The bar was silent. The room where she spoke was almost silent – Marc could hear the whirr and click of cameras taking photos.

“I’m going to keep my remarks brief. This was a hard-fought campaign between two very different visions of America. One vision is of optimism, understanding, and pride for what we’ve accomplished as a nation. The other is a dark vision of anger, despair, resentment, and even paranoia. It sees our nation as a ruined landscape, which can only be saved by the efforts of one man. And it promises violence – violence against our most important trading partner, as well as violence against our own communities, our neighbors, and our friends.

“I’m sure you know which vision I embrace. I cannot accept a worldview based on racism, prejudice, and mistrust. And yet, despite my misgivings, under normal circumstances my task now would be to congratulate the apparent victor in this race, and welcome the President-elect, graciously preparing for the peaceful transfer of power that is a hallmark of our democracy.”

She paused. “But these are not normal circumstances.”

Marc stood up straight. He felt a tingle along his spine. He looked along the bar at the men lined up. Every single one of them was glued to the television now. Every one of them was suddenly alert, like animals before an approaching thunderstorm. What was she saying?

“My campaign has discovered evidence of Election Day irregularities in at least five states, including voter suppression, but also including outright tampering with and potential hacking of election machinery. We have reason to believe that the election was stolen, not just from our campaign, but from the American people. We have already contacted the FBI and the Justice Department about our concerns, and we look forward to a full, impartial investigation. Until such an investigation is completed – however long it takes – I cannot and will not recognize the results of this election, and I will continue to perform the duties of the President of the United States, carrying out my oath to protect and uphold the Constitution. Thank you.”

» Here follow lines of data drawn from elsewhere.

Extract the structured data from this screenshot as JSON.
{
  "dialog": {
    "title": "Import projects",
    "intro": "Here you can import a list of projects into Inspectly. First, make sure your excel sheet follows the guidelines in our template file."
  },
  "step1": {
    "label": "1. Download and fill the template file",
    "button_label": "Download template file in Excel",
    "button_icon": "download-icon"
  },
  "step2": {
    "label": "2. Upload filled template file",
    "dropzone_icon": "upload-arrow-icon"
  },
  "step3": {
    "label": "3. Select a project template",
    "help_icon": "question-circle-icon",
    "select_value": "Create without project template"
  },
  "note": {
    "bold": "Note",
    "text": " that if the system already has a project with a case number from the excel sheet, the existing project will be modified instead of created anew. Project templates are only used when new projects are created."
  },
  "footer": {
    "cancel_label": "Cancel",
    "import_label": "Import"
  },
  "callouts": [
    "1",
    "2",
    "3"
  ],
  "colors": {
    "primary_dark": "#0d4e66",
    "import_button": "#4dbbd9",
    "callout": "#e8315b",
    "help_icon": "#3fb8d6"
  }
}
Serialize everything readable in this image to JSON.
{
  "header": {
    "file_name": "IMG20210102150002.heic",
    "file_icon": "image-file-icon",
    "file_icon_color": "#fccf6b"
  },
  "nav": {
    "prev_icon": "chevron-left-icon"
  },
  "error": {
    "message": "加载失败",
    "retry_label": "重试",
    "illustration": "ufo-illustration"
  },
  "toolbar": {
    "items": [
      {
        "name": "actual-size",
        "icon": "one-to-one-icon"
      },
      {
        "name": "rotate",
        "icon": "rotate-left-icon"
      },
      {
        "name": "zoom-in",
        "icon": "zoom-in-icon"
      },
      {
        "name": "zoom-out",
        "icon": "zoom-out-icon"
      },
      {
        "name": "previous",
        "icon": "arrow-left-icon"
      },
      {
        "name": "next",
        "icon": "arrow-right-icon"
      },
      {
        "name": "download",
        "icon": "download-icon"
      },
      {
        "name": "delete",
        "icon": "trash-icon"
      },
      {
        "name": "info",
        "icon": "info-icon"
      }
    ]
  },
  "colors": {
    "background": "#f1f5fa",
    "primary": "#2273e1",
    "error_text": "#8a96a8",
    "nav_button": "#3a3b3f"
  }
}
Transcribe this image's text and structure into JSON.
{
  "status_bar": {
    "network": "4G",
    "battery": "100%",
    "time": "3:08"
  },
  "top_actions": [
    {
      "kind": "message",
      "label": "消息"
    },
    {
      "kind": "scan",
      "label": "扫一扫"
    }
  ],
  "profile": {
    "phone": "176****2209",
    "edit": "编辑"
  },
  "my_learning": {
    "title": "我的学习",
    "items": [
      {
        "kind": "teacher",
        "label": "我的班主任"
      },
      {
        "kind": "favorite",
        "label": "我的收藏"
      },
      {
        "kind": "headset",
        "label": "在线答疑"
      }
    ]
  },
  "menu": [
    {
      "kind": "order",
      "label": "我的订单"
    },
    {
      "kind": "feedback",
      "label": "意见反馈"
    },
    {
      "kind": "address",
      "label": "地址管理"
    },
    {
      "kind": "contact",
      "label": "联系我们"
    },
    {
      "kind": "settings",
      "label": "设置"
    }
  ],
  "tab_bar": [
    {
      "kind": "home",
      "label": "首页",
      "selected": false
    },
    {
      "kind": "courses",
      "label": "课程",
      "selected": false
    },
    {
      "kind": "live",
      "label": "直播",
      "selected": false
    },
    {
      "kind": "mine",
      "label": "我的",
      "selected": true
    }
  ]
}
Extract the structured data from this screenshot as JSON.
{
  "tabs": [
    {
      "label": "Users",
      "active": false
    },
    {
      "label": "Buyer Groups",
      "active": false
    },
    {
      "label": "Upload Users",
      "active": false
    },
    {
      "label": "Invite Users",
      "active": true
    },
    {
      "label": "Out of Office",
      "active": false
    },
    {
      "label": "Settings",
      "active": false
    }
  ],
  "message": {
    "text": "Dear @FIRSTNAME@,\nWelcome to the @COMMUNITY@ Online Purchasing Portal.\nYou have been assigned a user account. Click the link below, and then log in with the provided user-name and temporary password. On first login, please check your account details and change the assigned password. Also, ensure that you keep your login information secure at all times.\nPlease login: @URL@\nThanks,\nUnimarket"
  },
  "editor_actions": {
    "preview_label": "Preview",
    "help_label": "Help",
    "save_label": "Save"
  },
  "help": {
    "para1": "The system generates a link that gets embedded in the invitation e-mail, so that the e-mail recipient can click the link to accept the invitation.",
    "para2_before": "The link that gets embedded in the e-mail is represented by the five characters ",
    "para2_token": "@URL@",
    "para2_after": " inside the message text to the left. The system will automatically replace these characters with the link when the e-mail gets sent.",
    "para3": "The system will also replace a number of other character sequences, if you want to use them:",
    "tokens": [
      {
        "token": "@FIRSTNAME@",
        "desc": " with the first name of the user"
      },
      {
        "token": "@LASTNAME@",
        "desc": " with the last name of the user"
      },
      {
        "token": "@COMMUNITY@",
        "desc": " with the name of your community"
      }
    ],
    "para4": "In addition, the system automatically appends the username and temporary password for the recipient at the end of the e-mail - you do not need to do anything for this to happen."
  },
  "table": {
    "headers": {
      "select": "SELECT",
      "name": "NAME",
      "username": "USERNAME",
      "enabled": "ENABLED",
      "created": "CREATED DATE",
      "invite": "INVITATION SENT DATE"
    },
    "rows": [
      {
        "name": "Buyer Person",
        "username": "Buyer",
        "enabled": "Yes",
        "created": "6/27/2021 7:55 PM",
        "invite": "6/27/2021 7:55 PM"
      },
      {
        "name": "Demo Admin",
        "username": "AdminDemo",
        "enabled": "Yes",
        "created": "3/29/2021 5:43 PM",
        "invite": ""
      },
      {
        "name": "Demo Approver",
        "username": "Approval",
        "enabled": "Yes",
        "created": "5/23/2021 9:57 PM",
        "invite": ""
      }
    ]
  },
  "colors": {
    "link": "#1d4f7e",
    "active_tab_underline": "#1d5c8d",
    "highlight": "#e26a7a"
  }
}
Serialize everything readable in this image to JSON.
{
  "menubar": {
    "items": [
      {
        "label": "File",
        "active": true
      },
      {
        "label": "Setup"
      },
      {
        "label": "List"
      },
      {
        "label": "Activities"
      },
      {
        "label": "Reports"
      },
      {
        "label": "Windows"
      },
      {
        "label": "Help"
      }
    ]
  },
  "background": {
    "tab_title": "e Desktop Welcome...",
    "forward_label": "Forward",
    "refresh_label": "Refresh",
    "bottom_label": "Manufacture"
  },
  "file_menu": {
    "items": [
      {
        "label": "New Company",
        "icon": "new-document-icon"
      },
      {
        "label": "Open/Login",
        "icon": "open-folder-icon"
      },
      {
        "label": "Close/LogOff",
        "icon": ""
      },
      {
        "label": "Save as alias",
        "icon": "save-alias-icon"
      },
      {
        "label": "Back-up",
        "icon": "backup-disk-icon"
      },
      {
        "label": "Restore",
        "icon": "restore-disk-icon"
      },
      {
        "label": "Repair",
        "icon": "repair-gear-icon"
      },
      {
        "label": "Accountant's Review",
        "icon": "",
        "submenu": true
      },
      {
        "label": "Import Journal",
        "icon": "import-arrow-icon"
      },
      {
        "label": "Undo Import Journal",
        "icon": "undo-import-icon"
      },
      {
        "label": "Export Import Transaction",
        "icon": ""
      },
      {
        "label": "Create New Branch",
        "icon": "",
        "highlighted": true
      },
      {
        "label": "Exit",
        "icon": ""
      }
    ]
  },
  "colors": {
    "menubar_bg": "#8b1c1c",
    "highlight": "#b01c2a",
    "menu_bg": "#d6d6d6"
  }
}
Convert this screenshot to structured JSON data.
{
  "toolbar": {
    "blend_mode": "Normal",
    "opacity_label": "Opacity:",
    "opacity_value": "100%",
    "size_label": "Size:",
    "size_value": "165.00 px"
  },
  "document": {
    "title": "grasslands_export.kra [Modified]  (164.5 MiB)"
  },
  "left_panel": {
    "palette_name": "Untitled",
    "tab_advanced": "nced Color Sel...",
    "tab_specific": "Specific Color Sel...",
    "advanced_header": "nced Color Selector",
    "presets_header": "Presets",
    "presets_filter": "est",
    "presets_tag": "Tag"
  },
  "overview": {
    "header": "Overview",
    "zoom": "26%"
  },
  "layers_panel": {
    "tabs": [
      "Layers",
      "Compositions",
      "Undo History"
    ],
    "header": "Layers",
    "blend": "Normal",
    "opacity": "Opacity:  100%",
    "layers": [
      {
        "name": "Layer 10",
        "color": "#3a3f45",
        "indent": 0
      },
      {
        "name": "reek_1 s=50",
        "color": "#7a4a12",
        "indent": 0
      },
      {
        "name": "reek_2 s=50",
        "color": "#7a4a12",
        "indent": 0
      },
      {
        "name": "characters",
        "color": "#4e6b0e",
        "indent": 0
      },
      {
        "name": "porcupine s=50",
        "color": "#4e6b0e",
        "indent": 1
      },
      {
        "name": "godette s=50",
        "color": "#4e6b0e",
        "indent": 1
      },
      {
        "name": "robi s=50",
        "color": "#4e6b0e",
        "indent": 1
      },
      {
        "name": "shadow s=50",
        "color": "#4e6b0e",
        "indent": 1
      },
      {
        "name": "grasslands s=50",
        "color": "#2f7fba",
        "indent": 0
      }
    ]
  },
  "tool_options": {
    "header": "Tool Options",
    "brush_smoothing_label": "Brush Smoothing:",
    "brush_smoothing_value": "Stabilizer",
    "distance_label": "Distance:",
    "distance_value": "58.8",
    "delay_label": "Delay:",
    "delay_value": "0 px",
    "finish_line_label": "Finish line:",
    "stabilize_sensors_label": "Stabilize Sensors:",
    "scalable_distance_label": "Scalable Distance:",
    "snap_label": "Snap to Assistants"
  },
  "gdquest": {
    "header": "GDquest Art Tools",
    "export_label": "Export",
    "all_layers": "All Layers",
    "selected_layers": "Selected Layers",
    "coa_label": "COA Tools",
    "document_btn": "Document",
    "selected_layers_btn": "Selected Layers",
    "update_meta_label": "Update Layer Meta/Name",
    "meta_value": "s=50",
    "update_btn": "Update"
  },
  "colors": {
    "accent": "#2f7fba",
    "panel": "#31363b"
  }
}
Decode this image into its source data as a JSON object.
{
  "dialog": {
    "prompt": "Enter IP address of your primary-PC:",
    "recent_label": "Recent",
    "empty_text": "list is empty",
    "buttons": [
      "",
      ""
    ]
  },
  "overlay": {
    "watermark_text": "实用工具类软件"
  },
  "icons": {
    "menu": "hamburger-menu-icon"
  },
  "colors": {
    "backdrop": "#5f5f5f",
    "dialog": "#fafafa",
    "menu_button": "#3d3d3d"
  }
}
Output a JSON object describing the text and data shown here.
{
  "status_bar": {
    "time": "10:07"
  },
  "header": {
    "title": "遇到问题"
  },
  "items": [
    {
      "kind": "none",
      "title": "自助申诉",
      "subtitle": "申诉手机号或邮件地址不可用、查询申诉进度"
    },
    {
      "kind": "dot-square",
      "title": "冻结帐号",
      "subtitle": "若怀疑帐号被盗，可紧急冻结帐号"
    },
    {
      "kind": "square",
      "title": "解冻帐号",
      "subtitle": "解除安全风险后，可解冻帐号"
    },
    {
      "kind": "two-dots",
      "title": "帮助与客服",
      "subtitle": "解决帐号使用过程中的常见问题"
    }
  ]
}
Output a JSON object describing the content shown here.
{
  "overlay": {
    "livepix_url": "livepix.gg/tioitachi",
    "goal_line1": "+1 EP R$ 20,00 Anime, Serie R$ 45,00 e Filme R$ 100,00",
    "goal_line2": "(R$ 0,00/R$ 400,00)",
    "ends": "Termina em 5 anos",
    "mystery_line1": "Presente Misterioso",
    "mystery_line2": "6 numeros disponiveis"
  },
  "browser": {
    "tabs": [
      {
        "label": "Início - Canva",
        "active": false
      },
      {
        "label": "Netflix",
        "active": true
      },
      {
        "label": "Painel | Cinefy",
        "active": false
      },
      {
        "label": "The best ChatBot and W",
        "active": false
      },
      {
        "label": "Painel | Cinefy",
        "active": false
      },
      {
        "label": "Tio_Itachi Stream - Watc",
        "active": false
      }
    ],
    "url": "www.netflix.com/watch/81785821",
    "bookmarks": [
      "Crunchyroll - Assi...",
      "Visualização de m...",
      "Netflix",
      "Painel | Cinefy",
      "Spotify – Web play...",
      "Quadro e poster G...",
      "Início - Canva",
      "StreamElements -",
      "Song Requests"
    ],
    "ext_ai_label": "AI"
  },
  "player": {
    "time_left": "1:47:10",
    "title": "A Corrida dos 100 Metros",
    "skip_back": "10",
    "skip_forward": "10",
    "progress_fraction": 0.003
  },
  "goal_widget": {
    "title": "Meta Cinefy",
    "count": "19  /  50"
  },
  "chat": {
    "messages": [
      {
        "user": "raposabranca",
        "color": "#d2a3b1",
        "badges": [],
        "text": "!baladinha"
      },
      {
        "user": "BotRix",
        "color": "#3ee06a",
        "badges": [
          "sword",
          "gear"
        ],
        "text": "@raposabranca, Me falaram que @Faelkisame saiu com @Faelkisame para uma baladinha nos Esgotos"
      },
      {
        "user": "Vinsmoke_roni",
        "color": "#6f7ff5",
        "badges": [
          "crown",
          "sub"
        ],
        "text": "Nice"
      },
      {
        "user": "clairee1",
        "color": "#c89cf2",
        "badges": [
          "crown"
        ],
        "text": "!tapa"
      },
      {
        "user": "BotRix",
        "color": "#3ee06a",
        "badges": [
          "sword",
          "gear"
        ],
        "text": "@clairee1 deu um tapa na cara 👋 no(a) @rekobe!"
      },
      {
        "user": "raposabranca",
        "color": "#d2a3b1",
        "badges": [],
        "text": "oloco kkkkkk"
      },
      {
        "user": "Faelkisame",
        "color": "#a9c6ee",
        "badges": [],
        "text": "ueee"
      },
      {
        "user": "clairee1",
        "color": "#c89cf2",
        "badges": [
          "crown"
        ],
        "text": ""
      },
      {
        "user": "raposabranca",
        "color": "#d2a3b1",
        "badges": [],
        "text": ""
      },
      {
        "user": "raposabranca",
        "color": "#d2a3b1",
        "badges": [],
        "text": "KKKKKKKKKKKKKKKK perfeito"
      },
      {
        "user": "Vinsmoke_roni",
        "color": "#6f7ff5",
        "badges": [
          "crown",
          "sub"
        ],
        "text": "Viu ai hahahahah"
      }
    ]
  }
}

On the TV, President Hopkins moved to the right and off screen. There was a babble of voices as reporters shouted, competing with each other for her attention. Flashbulbs popped. The TV station switched to a different camera, one focused on the President as she was hustled out a side door behind a sea of very large Secret Service agents. She hadn’t taken a single question.

“What does that mean?” Steve-O said. “Can she do that?”

No one said a word.

Marc just kept drying pint glasses. He didn’t know the answer to that himself.